Sometimes they draw a total blank and say, “Laura, I don’t even know where to start. It’s a blank slate up here. I’ve got nothing.”
And that’s common. If you have been doing work that’s out of alignment with your wants and needs, you can lose the ability to dream and think of other possibilities. Your imagination atrophies. Your hope dwindles. And you have no other option but to resort to coping mechanisms like “I guess this is as good as it gets” and “work is called work for a reason.”
Those are coping mechanisms to allow you to just keep plodding on without questioning your current situation. It’s survival mode.
And when I ask, “What might meaningful work consist of for you?” there’s nothing there because you have become so guarded against disappointment and getting your hopes up that you just can’t even think that way anymore.
Questioning is vulnerable. Hoping is vulnerable. Imagining a new future is vulnerable. Because it means you mean you might not get what is in your heart.
So instead, part of you just shuts it down. Have you experienced this?

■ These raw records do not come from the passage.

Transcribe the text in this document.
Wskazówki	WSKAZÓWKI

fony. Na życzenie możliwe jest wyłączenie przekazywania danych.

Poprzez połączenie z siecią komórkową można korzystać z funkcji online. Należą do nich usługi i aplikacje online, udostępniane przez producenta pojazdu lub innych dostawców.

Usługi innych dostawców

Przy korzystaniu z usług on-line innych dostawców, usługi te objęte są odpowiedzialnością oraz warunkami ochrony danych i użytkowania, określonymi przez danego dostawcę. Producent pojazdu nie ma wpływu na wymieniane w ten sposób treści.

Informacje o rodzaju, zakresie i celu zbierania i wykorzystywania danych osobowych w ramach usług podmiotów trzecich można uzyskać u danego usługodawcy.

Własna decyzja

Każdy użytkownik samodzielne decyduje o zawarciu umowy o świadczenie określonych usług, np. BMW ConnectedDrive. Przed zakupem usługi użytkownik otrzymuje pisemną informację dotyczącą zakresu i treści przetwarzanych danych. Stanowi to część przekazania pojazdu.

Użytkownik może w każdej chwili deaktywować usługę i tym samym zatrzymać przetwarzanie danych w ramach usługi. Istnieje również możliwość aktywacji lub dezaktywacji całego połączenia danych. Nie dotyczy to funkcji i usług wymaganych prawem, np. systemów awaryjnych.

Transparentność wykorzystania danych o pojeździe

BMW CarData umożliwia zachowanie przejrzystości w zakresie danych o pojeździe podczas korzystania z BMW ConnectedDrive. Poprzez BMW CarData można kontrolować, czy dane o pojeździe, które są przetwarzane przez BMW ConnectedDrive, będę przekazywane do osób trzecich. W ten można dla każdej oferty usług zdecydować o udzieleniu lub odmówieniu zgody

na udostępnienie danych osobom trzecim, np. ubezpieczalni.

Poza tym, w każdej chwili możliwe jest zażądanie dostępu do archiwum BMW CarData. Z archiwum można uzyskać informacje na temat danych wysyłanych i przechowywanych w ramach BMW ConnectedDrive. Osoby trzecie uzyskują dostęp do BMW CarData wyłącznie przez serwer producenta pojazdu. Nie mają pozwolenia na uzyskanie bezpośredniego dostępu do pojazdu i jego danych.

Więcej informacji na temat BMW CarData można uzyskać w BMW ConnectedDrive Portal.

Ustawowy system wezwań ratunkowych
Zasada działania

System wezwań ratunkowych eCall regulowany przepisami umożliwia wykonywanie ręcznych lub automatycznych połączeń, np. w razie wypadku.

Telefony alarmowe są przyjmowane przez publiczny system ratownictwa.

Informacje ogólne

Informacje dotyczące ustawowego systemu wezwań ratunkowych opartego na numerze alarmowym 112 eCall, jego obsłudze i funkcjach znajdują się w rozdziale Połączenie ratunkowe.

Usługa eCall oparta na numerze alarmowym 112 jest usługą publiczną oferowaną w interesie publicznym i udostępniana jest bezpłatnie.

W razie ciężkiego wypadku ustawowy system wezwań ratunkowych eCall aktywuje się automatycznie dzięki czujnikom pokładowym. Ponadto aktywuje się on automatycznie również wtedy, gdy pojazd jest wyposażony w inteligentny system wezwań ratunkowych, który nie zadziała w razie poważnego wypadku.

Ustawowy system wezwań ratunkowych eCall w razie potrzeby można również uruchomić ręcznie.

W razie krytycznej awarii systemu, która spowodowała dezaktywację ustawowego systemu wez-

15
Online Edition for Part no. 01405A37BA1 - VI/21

The good news is, we can get your imagination going again. We can start to take some of the armor off your heart and let you hope again.
My Unexpected First Step
In the fall of my senior year of college, I still wasn’t sure what I wanted to do with my life. I was about to graduate with a history degree and I didn’t want to teach, work in a museum, or go to law school. I didn’t know WHAT I wanted to do.
The career center at my college was offering some kind of workshop about how to get your resume in front of companies that were hiring. I did NOT want to attend this thing, but I went so that my mother, no doubt wracked with parental panic about my future, would quit nagging me about it.
It was one of the most valuable workshops I ever attended. Not because I polished my resume, learned how to get a job, or even figured out what I wanted to do.
It was valuable because I got very clear on what I did NOT want. I took notes:
I knew that the world of work they were trying to sell me on was NOT for me.
I did not, would not, EVER belong to the club they wanted me to scrape and bow and contort myself into.
I left it very clear that I would be making my own way. I didn’t know what that would look like, only that it would be mine and that I would feel like myself in it.
I keep this scrap of paper, 22 years later, as a reminder of my very own “I don’t know what I want to do, but I know it’s not THIS!” moment. Because rejection is better than a blank slate. Friction is better than a blank slate.
Your First Step to Choosing a New Career You Love
My invitation to you is to create your very own reasons not to do this list. Or what I have my clients create: A Hell No List. Hell No, I don’t ever want THIS again. Write down your Hell Nos.
And then here’s the backdoor trick: Next, write your Hell Yes list. Which is simply the opposite of your Hell Nos.
This one exercise is not enough for choosing a new career you love. But it can take you from a blank slate to a starting point.